Petitioner also argues that he was denied his right to procedural due process because he was not provided with various policies, statutes, and other legal materials regarding parole suitability. As stated above, however, the Supreme Court has held that the federal due process clause is satisfied if the Board gives an inmate an opportunity to be heard and provides a statement of reasons why parole was denied. Petitioner's attached materials indicate that both occurred in his case. (Ptn., Ex. A at 26-85 (transcript of Board hearing)). Thus, this claim will be denied as well.

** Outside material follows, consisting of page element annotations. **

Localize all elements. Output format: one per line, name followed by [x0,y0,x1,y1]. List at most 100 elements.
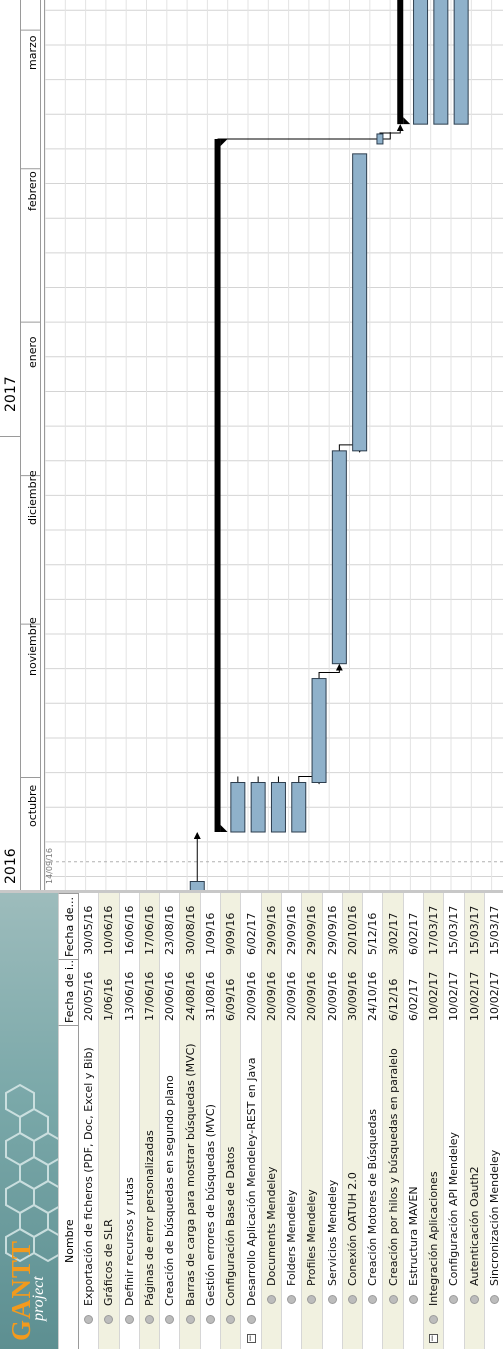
task-row[interactable]: − Desarrollo Aplicación Mendeley-REST en … [241,893,262,1349]
task-name-cell[interactable]: Definir recursos y rutas [123,1025,136,1349]
task-name-cell[interactable]: Creación por hilos y búsquedas en parale… [387,1025,400,1349]
task-name-cell[interactable]: Gestión errores de búsquedas (MVC) [204,1025,217,1349]
task-name-cell[interactable]: Sincronización Mendeley [488,1025,501,1349]
task-row[interactable]: Configuración API Mendeley 10/02/17 15/03/… [444,893,465,1349]
task-row[interactable]: Gestión errores de búsquedas (MVC) 31/08/… [200,893,222,1349]
task-end-date-cell[interactable]: 20/10/16 [346,905,359,955]
column-header-name[interactable]: Nombre [58,1025,79,1349]
task-row[interactable]: Documents Mendeley 20/09/16 29/09/16 [261,893,282,1349]
task-end-date-cell[interactable]: 16/06/16 [122,905,136,955]
task-start-date-cell[interactable]: 30/09/16 [346,971,359,1021]
task-name-cell[interactable]: Creación de búsquedas en segundo plano [163,1025,176,1349]
task-end-date-cell[interactable]: 29/09/16 [305,905,319,955]
task-end-date-cell[interactable]: 23/08/16 [163,905,177,955]
task-row[interactable]: Barras de carga para mostrar búsquedas (… [180,893,201,1349]
task-start-date-cell[interactable]: 6/09/16 [224,978,238,1021]
task-start-date-cell[interactable]: 24/10/16 [366,971,380,1021]
task-row[interactable]: Servicios Mendeley 20/09/16 29/09/16 [322,893,343,1349]
task-row[interactable]: Exportación de ficheros (PDF, Doc, Excel… [79,893,100,1349]
task-end-date-cell[interactable]: 29/09/16 [264,905,278,955]
task-end-date-cell[interactable]: 9/09/16 [224,912,238,955]
task-name-cell[interactable]: Documents Mendeley [265,1025,278,1349]
task-row[interactable]: Sincronización Mendeley 10/02/17 15/03/17 [484,893,503,1349]
task-start-date-cell[interactable]: 10/02/17 [427,971,441,1021]
task-name-cell[interactable]: Estructura MAVEN [407,1025,420,1349]
task-start-date-cell[interactable]: 20/09/16 [244,971,258,1021]
task-start-date-cell[interactable]: 20/09/16 [305,971,319,1021]
task-end-date-cell[interactable]: 15/03/17 [488,905,502,955]
task-name-text: Profiles Mendeley [305,1189,319,1286]
task-start-date-cell[interactable]: 10/02/17 [467,971,481,1021]
task-name-cell[interactable]: Creación Motores de Búsquedas [366,1025,379,1349]
task-end-date-cell[interactable]: 6/02/17 [244,912,258,955]
task-bar [189,881,205,890]
task-start-date-cell[interactable]: 17/06/16 [143,971,157,1021]
task-name-cell[interactable]: − Desarrollo Aplicación Mendeley-REST en … [245,1025,258,1349]
task-row[interactable]: Conexión OATUH 2.0 30/09/16 20/10/16 [342,893,364,1349]
task-end-date-cell[interactable]: 5/12/16 [366,912,380,955]
task-end-date-cell[interactable]: 1/09/16 [203,912,217,955]
task-bar [311,678,327,783]
task-end-date-cell[interactable]: 3/02/17 [386,912,400,955]
task-name-cell[interactable]: Profiles Mendeley [305,1025,318,1349]
task-bullet-icon [287,1295,297,1304]
task-start-date-cell[interactable]: 31/08/16 [203,971,217,1021]
table-header: Nombre Fecha de i... Fecha de... [58,893,79,1349]
task-start-date-cell[interactable]: 20/09/16 [264,971,278,1021]
task-row[interactable]: Páginas de error personalizadas 17/06/16 1… [139,893,161,1349]
task-name-cell[interactable]: Configuración API Mendeley [447,1025,460,1349]
collapse-toggle-icon[interactable]: − [428,1334,439,1343]
task-name-cell[interactable]: Servicios Mendeley [326,1025,339,1349]
task-end-date-cell[interactable]: 15/03/17 [467,905,481,955]
task-name-cell[interactable]: − Integración Aplicaciones [427,1025,440,1349]
task-row[interactable]: Gráficos de SLR 1/06/16 10/06/16 [99,893,120,1349]
task-row[interactable]: Profiles Mendeley 20/09/16 29/09/16 [302,893,323,1349]
task-start-date-cell[interactable]: 20/09/16 [285,971,299,1021]
task-row[interactable]: Autenticación Oauth2 10/02/17 15/03/17 [464,893,485,1349]
task-name-text: Creación de búsquedas en segundo plano [163,1075,177,1306]
task-row[interactable]: Estructura MAVEN 6/02/17 6/02/17 [403,893,425,1349]
task-end-date-cell[interactable]: 29/09/16 [285,905,299,955]
year-label-2016: 2016 [3,848,19,884]
task-start-date-cell[interactable]: 6/12/16 [386,978,400,1021]
task-end-date-cell[interactable]: 30/05/16 [82,905,96,955]
task-row[interactable]: Configuración Base de Datos 6/09/16 9/09/1… [221,893,242,1349]
task-end-date-cell[interactable]: 17/03/17 [427,905,441,955]
task-start-date-cell[interactable]: 24/08/16 [183,971,197,1021]
task-name-cell[interactable]: Folders Mendeley [285,1025,298,1349]
task-name-cell[interactable]: Conexión OATUH 2.0 [346,1025,359,1349]
task-row[interactable]: − Integración Aplicaciones 10/02/17 17/03/1… [424,893,445,1349]
task-row[interactable]: Definir recursos y rutas 13/06/16 16/06/16 [119,893,140,1349]
task-row[interactable]: Folders Mendeley 20/09/16 29/09/16 [281,893,303,1349]
task-name-cell[interactable]: Páginas de error personalizadas [143,1025,156,1349]
task-start-date-cell[interactable]: 10/02/17 [488,971,502,1021]
task-name-cell[interactable]: Configuración Base de Datos [224,1025,237,1349]
task-row[interactable]: Creación Motores de Búsquedas 24/10/16 5/1… [363,893,384,1349]
task-end-date-cell[interactable]: 30/08/16 [183,905,197,955]
task-name-cell[interactable]: Gráficos de SLR [102,1025,115,1349]
task-end-date-cell[interactable]: 6/02/17 [406,912,420,955]
column-header-end-date[interactable]: Fecha de... [58,893,79,959]
task-name-text: Exportación de ficheros (PDF, Doc, Excel… [82,1047,96,1306]
task-start-date-cell[interactable]: 6/02/17 [406,978,420,1021]
task-end-date-cell[interactable]: 15/03/17 [447,905,461,955]
column-header-start-date[interactable]: Fecha de i... [58,959,79,1025]
task-row[interactable]: Creación por hilos y búsquedas en parale… [383,893,404,1349]
task-start-date-cell[interactable]: 20/09/16 [325,971,339,1021]
task-start-date-cell[interactable]: 13/06/16 [122,971,136,1021]
task-start-date-cell[interactable]: 20/06/16 [163,971,177,1021]
logo-project-text: project [30,1276,47,1321]
collapse-toggle-icon[interactable]: − [245,1334,256,1343]
task-start-date-cell[interactable]: 1/06/16 [102,978,116,1021]
task-name-cell[interactable]: Autenticación Oauth2 [468,1025,481,1349]
task-start-date-cell[interactable]: 10/02/17 [447,971,461,1021]
task-name-cell[interactable]: Barras de carga para mostrar búsquedas (… [184,1025,197,1349]
task-end-date-cell[interactable]: 17/06/16 [143,905,157,955]
dependency-arrow [318,663,343,679]
task-bullet-icon [327,1295,337,1304]
task-start-date-cell[interactable]: 20/05/16 [82,971,96,1021]
task-end-date-cell[interactable]: 29/09/16 [325,905,339,955]
task-row[interactable]: Creación de búsquedas en segundo plano 20… [160,893,181,1349]
task-name-cell[interactable]: Exportación de ficheros (PDF, Doc, Excel… [82,1025,95,1349]
task-end-date-cell[interactable]: 10/06/16 [102,905,116,955]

Lastly, petitioner claims in passing that he was denied his Sixth Amendment right to a jury trial. He attempts to incorporate by reference his state habeas petitions making this argument (Ptn. at 8); however, he attaches no state petitions that address this issue. Petitioner apparently did raise this issue in the Los Angeles County Superior Court, which rejected petitioner's Sixth Amendment claim in a reasoned opinion. (Ptn., Ex. D at 104-106.) Like the superior court, the undersigned rejects any challenge to the Board's decision based on Apprendi v. New Jersey, 530 U.S. 466, 490, 120 S. Ct. 2348 (2000) ("Other than the fact of a prior conviction, any fact that increases the penalty for a crime beyond the prescribed statutory maximum must be submitted to a jury, and proved beyond a reasonable doubt"); see also Blakely v. Washington, 542 U.S. 296, 124 S. Ct. 2531 (2004). Petitioner mistakes the BPH as part of the judicial system involved in sentencing. It is not. It is a state agency tasked with reviewing parole eligibility which may take into account a myriad of discretionary factors. No case stands for the proposition that plaintiff is entitled to a jury trial at his administrative hearing. Nothing in Apprendi or Blakely applies to such agency decision making.
There being no ground upon which petitioner can proceed, this petition will be denied.
Accordingly, IT IS HEREBY ORDERED that the petition is denied, and the Clerk of Court shall close this case.